Multi-colony diploid immune algorithm (MCDIA) for better job-shop scheduling

Aim. Existing immune algorithms (IAs) for job-shop scheduling suffer, in our opinion, from two shortcomings: prematurity and stagnation. In order to suppress these two shortcomings, we propose MCDIA. The colonies hybridize some iterations through hybridization operators, but, after some time, the MCDIA can break the balance state of IA and enter higher balance state through exchanging available information carried by the excellent anti-bodies.

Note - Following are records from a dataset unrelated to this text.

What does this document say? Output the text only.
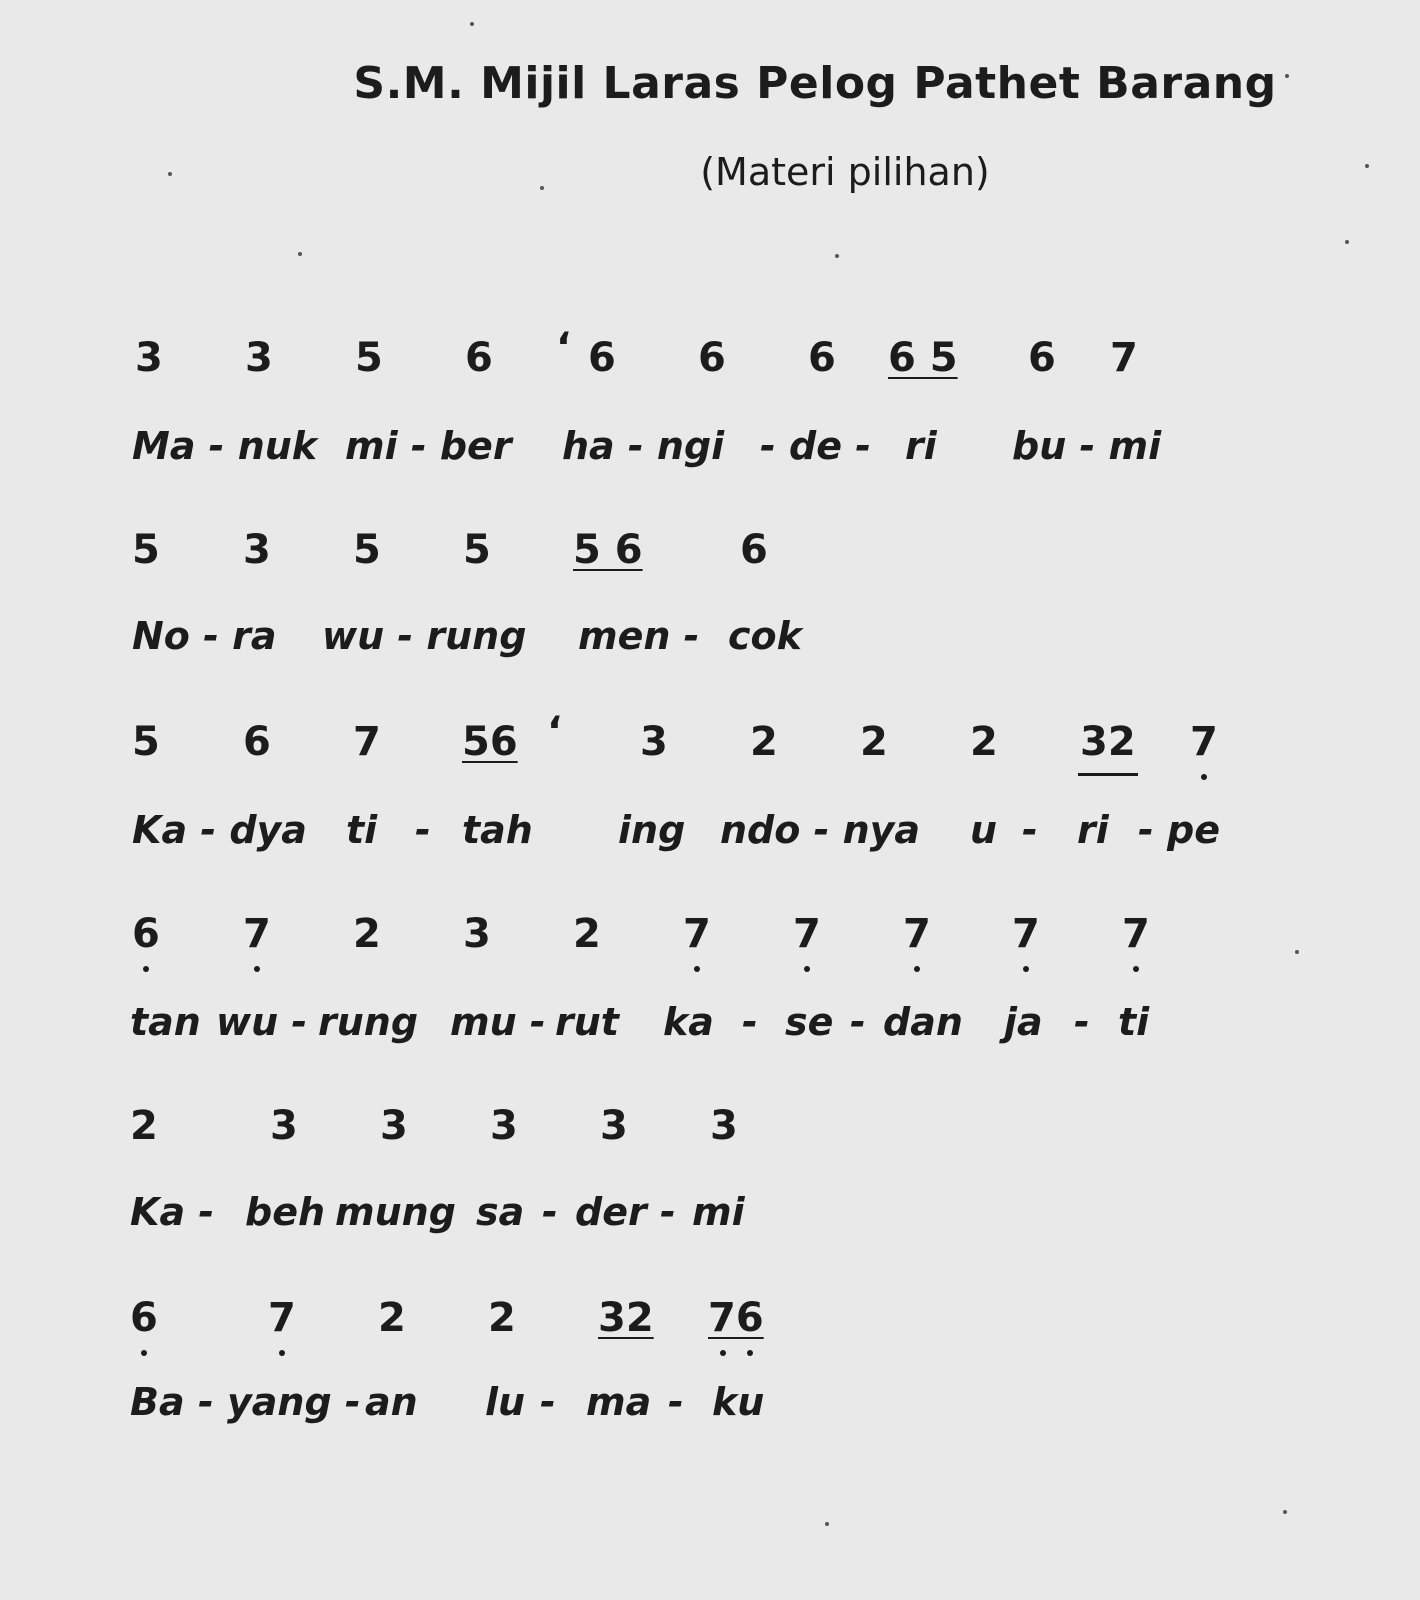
S.M. Mijil Laras Pelog Pathet Barang
(Materi pilihan)
3 3 5 6 ‘ 6 6 6 6 5 6 7
Ma - nuk mi - ber ha - ngi - de - ri bu - mi
5 3 5 5 5 6 6
No - ra wu - rung men - cok
5 6 7 56 ‘ 3 2 2 2 32 7
Ka - dya ti - tah ing ndo - nya u - ri - pe
6 7 2 3 2 7 7 7 7 7
tan wu - rung mu - rut ka - se - dan ja - ti
2	3 3 3 3 3
Ka - beh mung sa - der - mi
6	7 2 2 32 76
Ba - yang - an lu - ma - ku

Furthermore, the MCDIA distributes the most excellent anti-bodies to each colony through the pass excellence operator, helping to implement the parallel operation among the colonies and quicken evolution speed and suppress prematurity. To find the gene segments of optimal solution, we introduce the concept of diploidy to separate anti-body into implicit and explicit parts and introduce the explicit immunity operator and implicit-explicit reset operator to prolong the life-cycle of usable gene segments and to keep the diversity of the colonies as a whole. Finally we use three algorithms, including MCDIA, to simulate the typical job-shop scheduling benchmark problem LA03. The simulation results presented in Table 2 in the full paper show preliminarily that our MCDIA has the following two merits compared with the other two algorithms: the average windage probability of the optimal value is the smallest; the probability of obtaining globally optimal value is 70%, much higher than the 0% and 20% for the other two algorithms respectively.